The thing is, I didn’t appreciate the changes until I compared the two versions — which I don’t expect most players to do. I felt it was important to spend some time in the previous release since when viewing the initial The Last of Us Part II Remastered trailers I didn’t see much of a difference. This of course speaks to how good the original PS4 and patched release looks and plays. Switching between the two, the PS5 remastered character models and environments are much crisper and the lighting when outside is sublime. Outside of the visual and performance improvements like native 4K resolution in fidelity mode, there is a new mode called “No Return”.
No Return is an online Roguelike survival mode where you try to last through waves of humans and more in various locations from the game. In most cases, I walk the other way with Roguelikes, but being able to play as other characters from the game is a nice addition and changing up the enemies and locations is a good refreshing way to revisit the game for hardcore fans of the series.
There is also a mode called “Lost Levels”, which is a mode for hardcore fans that will explore story points in the game that were either cut or shortened. You can play these levels to a degree with some audio commentary, which is a unique way of having a sort of deleted scenes element to the game. Most of the levels were not completed and give a Beta or Alpha feel, but again, it’s more of a way for Naughty Dog to share more content with the fans who want to see and hear as much as they can.
I have a good friend that is one of those fans and know how much he will enjoy these components as it’s a great reason to revisit the game, especially knowing the standalone The Last of Us Online multiplayer title is no longer coming. One other mode/feature that was added is the Guitar Free Play option. You can now try to play any song you want with Ellie’s guitar like many have mastered even with the limited options in the original release. Again, a nice unique addition but not for everyone.

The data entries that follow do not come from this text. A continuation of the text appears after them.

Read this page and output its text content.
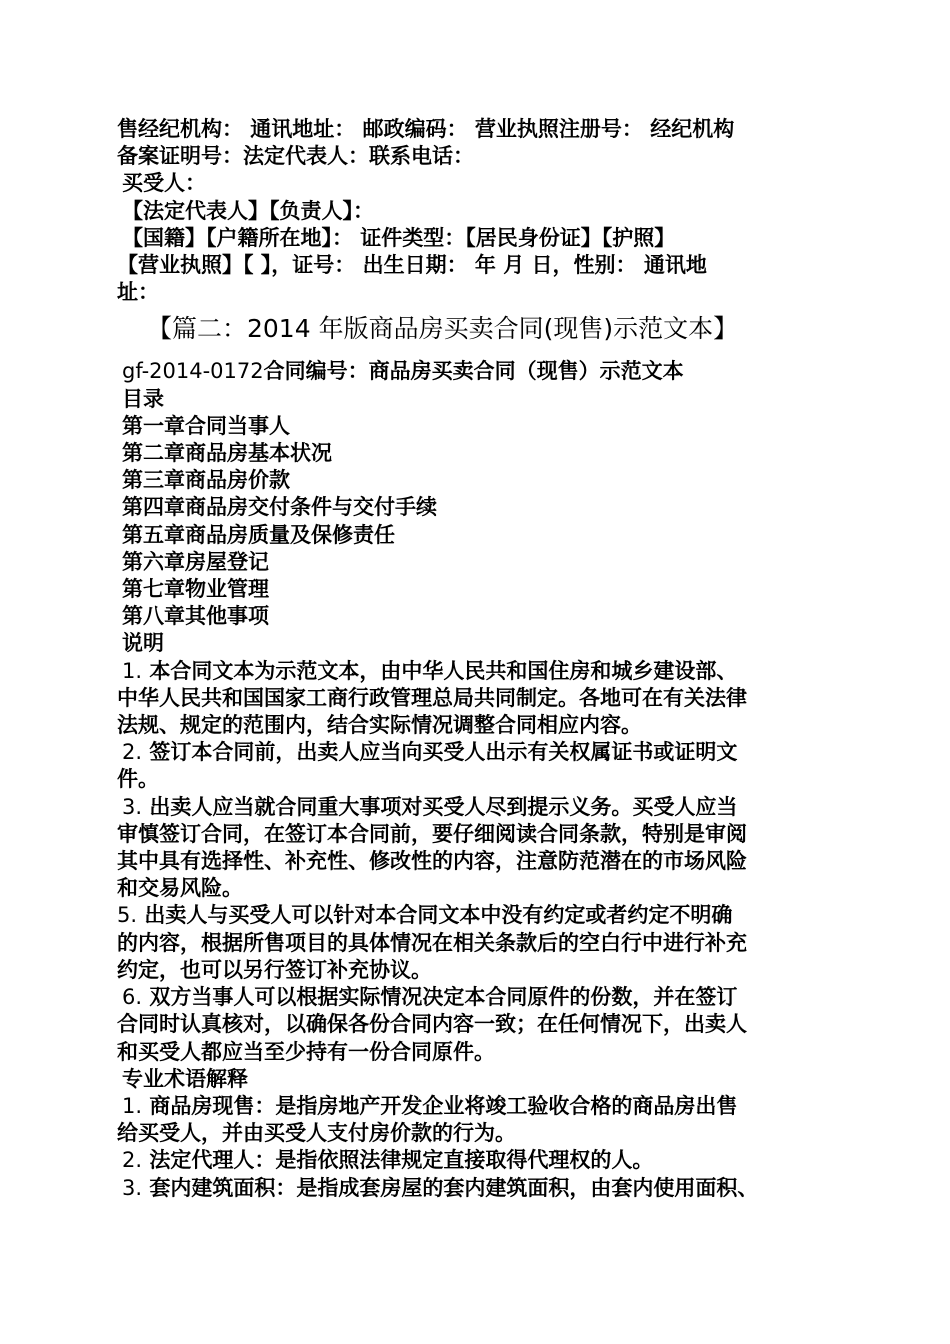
售经纪机构： 通讯地址： 邮政编码： 营业执照注册号： 经纪机构

备案证明号：法定代表人：联系电话：

买受人：

【法定代表人】【负责人】：

【国籍】【户籍所在地】： 证件类型：【居民身份证】【护照】

【营业执照】【 】，证号： 出生日期： 年 月 日，性别： 通讯地

址：

【篇二：2014 年版商品房买卖合同(现售)示范文本】

gf-2014-0172合同编号：商品房买卖合同（现售）示范文本

目录

第一章合同当事人

第二章商品房基本状况

第三章商品房价款

第四章商品房交付条件与交付手续

第五章商品房质量及保修责任

第六章房屋登记

第七章物业管理

第八章其他事项

说明

1. 本合同文本为示范文本，由中华人民共和国住房和城乡建设部、

中华人民共和国国家工商行政管理总局共同制定。各地可在有关法律

法规、规定的范围内，结合实际情况调整合同相应内容。

2. 签订本合同前，出卖人应当向买受人出示有关权属证书或证明文

件。

3. 出卖人应当就合同重大事项对买受人尽到提示义务。买受人应当

审慎签订合同，在签订本合同前，要仔细阅读合同条款，特别是审阅

其中具有选择性、补充性、修改性的内容，注意防范潜在的市场风险

和交易风险。

5. 出卖人与买受人可以针对本合同文本中没有约定或者约定不明确

的内容，根据所售项目的具体情况在相关条款后的空白行中进行补充

约定，也可以另行签订补充协议。

6. 双方当事人可以根据实际情况决定本合同原件的份数，并在签订

合同时认真核对，以确保各份合同内容一致；在任何情况下，出卖人

和买受人都应当至少持有一份合同原件。

专业术语解释

1. 商品房现售：是指房地产开发企业将竣工验收合格的商品房出售

给买受人，并由买受人支付房价款的行为。

2. 法定代理人：是指依照法律规定直接取得代理权的人。

3. 套内建筑面积：是指成套房屋的套内建筑面积，由套内使用面积、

The last thing that always wins me over with a proper remaster is the ability to bring your old save over from the PS4 version. This is as simple as it should be and helped me enjoy my time as I was able to immediately start a New Game Plus session, which I didn’t get very far in on the PS4. Overall, The Last of Us Part II Remastered is a solid remaster release for the PS5, but not one we truly needed in the relative short time since Part II was first released. Part I Remastered made so much sense and enough time went by to see the evolution of the visuals. Naughty Dog did a knock-out job the first time and simply wanted to perfect it, so I would say they were successful. [Eds. Note: Owners of the PS4 version of The Last of Us Part II can upgrade to the PS5 The Last of Us Part II Remastered for $10]
Note: Sony Interactive Entertainment provided us with a The Last of Us Part II Remastered PS5 code for review purposes.